Smith next sought relief pursuant to CR 60.02 alleging that counsel at the RCr 11.42 hearing rendered constitutionally ineffective service due to the failure to subpoena the first three attorneys.   Smith's central allegation was that the Commonwealth had extended an offer of 3 years' imprisonment but that he was never informed of that offer.   The trial court rejected the argument finding that Smith knew of the 3-year plea offer but that he had rejected it prior to trial.   The trial court based its finding on testimony from the RCr 11.42 evidentiary hearing.   There was no new evidentiary hearing on the CR 60.02 motion.

Smith now appeals from the adverse order in the CR 60.02 proceeding and argues that post-conviction counsel was constitutionally deficient during the RCr 11.42 proceeding by failing to subpoena all of the prior trial attorneys.   He contends that the trial court abused its discretion when it denied CR 60.02 relief without a new evidentiary hearing.

The Commonwealth argues that Smith's CR 60.02 motion was, in effect, a successive motion for relief pursuant to RCr 11.42.   Although successive motions for relief pursuant to RCr 11.42 are disfavored, this is not such a case.   See McQueen v. Commonwealth, 948 S.W.2d 415, 416 (Ky.1997).   Smith's RCr 11.42 motion alleged a failure by trial counsel to inform him of a potential 3-year plea offer.   His CR 60.02 motion alleged a failure of post-conviction counsel to properly represent him by failing to subpoena all of his former trial attorneys to prove that a 3-year plea bargain offer was made.   These are entirely different issues, and a plea for relief pursuant to CR 60.02 was an appropriate procedural vehicle.

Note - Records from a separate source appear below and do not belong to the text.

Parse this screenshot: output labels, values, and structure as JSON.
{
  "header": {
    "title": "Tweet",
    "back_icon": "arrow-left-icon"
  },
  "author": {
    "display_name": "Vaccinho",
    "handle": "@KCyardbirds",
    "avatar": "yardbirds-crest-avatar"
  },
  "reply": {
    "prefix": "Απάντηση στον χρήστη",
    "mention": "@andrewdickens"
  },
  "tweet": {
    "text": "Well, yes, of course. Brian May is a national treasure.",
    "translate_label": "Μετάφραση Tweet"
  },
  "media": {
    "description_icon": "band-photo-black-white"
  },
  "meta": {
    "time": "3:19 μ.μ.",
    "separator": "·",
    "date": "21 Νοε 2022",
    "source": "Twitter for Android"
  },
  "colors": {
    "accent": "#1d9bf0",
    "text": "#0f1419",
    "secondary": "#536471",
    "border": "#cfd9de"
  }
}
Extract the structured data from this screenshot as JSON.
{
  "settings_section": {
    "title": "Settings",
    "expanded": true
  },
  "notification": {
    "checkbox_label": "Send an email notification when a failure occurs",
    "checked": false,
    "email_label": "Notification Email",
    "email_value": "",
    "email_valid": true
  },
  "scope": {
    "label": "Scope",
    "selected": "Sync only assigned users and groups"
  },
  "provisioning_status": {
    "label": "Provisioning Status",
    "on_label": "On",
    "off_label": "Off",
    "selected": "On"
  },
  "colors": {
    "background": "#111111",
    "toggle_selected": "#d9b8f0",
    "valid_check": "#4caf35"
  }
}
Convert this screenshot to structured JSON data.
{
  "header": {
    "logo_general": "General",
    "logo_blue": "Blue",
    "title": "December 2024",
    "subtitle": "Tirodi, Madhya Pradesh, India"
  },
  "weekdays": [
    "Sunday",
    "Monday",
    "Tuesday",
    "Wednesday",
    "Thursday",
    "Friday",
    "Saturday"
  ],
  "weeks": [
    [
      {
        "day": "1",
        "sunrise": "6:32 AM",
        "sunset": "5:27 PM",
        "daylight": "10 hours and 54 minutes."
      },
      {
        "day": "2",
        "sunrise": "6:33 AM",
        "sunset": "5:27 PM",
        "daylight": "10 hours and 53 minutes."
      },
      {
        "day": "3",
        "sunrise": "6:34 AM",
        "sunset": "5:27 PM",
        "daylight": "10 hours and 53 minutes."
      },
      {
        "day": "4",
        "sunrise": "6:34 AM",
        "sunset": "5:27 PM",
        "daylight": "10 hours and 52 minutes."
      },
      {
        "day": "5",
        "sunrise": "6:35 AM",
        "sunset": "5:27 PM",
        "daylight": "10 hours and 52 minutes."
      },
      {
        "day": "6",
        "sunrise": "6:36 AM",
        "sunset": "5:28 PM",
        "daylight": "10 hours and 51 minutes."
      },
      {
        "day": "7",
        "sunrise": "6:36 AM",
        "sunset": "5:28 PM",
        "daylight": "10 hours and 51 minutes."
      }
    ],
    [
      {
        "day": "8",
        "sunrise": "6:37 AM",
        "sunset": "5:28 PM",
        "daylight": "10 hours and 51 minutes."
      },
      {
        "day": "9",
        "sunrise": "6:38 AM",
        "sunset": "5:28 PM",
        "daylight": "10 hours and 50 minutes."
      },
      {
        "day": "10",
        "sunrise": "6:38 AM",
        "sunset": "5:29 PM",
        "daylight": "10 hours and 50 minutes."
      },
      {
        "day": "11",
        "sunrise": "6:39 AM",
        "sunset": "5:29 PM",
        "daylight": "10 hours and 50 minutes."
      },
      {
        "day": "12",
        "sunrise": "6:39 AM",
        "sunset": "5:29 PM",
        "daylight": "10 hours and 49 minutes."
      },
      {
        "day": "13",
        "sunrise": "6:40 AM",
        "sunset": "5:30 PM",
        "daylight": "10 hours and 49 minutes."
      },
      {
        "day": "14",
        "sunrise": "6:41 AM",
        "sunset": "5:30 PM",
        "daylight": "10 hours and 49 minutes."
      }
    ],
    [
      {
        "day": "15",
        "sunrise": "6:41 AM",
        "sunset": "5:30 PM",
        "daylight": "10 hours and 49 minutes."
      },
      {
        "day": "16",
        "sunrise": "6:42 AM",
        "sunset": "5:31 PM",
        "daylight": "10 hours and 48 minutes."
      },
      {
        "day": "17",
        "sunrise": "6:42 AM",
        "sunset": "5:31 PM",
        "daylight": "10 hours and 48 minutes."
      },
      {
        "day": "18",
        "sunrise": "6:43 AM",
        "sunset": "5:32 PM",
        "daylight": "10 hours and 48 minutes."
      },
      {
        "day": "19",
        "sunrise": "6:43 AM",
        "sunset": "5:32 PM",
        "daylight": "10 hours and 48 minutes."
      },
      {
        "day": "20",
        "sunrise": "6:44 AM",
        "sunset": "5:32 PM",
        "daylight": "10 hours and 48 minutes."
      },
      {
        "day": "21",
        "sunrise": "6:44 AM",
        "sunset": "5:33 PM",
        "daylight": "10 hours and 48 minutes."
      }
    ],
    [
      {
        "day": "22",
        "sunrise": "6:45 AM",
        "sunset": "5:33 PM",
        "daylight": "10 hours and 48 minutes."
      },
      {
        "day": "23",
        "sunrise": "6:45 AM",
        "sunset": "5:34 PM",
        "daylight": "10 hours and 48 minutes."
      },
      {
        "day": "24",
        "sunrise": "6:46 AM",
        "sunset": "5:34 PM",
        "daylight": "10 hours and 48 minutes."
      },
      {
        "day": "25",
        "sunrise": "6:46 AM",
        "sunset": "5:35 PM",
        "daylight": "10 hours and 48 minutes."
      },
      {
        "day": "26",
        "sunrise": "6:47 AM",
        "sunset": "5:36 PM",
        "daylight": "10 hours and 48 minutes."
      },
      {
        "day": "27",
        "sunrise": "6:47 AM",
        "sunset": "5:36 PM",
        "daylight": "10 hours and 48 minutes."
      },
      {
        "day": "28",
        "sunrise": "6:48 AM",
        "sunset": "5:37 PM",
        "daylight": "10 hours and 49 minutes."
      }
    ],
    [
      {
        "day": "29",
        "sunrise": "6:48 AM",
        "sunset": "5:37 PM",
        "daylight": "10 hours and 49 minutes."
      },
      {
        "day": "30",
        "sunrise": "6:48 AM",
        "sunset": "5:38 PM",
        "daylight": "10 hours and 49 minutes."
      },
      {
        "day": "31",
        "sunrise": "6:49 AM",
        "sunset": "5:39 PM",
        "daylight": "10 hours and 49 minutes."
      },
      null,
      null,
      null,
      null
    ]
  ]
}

Despite the foregoing, we must not overlook that “[t]he decision to hold an evidentiary hearing is within the trial court's discretion and we will not disturb such absent any abuse of that discretion.”  Land v. Commonwealth, 986 S.W.2d 440, 442 (Ky.1999).   An evidentiary hearing on a motion for post-conviction relief is “not necessary when the record in the case refutes the movant's allegations.”  Hopewell v. Commonwealth, 687 S.W.2d 153, 154 (Ky.App.1985).   Here, the trial court determined that the record was sufficient to decide the issue and we do not disagree.

We are obligated to respect the trial court's findings of fact and determinations regarding the credibility of witnesses.  Commonwealth v. Bussell, 226 S.W.3d 96, 99 (Ky.2007).   Such findings are conclusive unless clearly erroneous.  Id. In this regard, we note that during the hearing held in conjunction with Smith's RCr 11.42 motion, his final trial counsel testified.   She was asked if she ever received an offer on a plea from the Commonwealth in Smith's case.   Her response indicated that she had received a 10-year offer but not a 3-year offer.   She testified that she went to visit Smith prior to trial and had an assistant with her that day.   She further noted that Smith was very upset and that he said, “How could they offer me 10 years when they offered me 3 years before?”

This testimony was sufficient for the trial court to find that Smith knew of the prior 3-year offer and that contrary to his claim, he had been informed of the offer by prior counsel.   This testimony relieved any need for prior counsel to present direct testimony.   The trial court was within its discretion to make such a determination from the prior RCr 11.42 record.   As such, it was not ineffective assistance for post-conviction counsel to refrain from issuing a subpoena for all of Smith's trial attorneys.   The testimony referred to hereinabove answered the question before the trial court.

The judgment of the Graves Circuit Court is affirmed.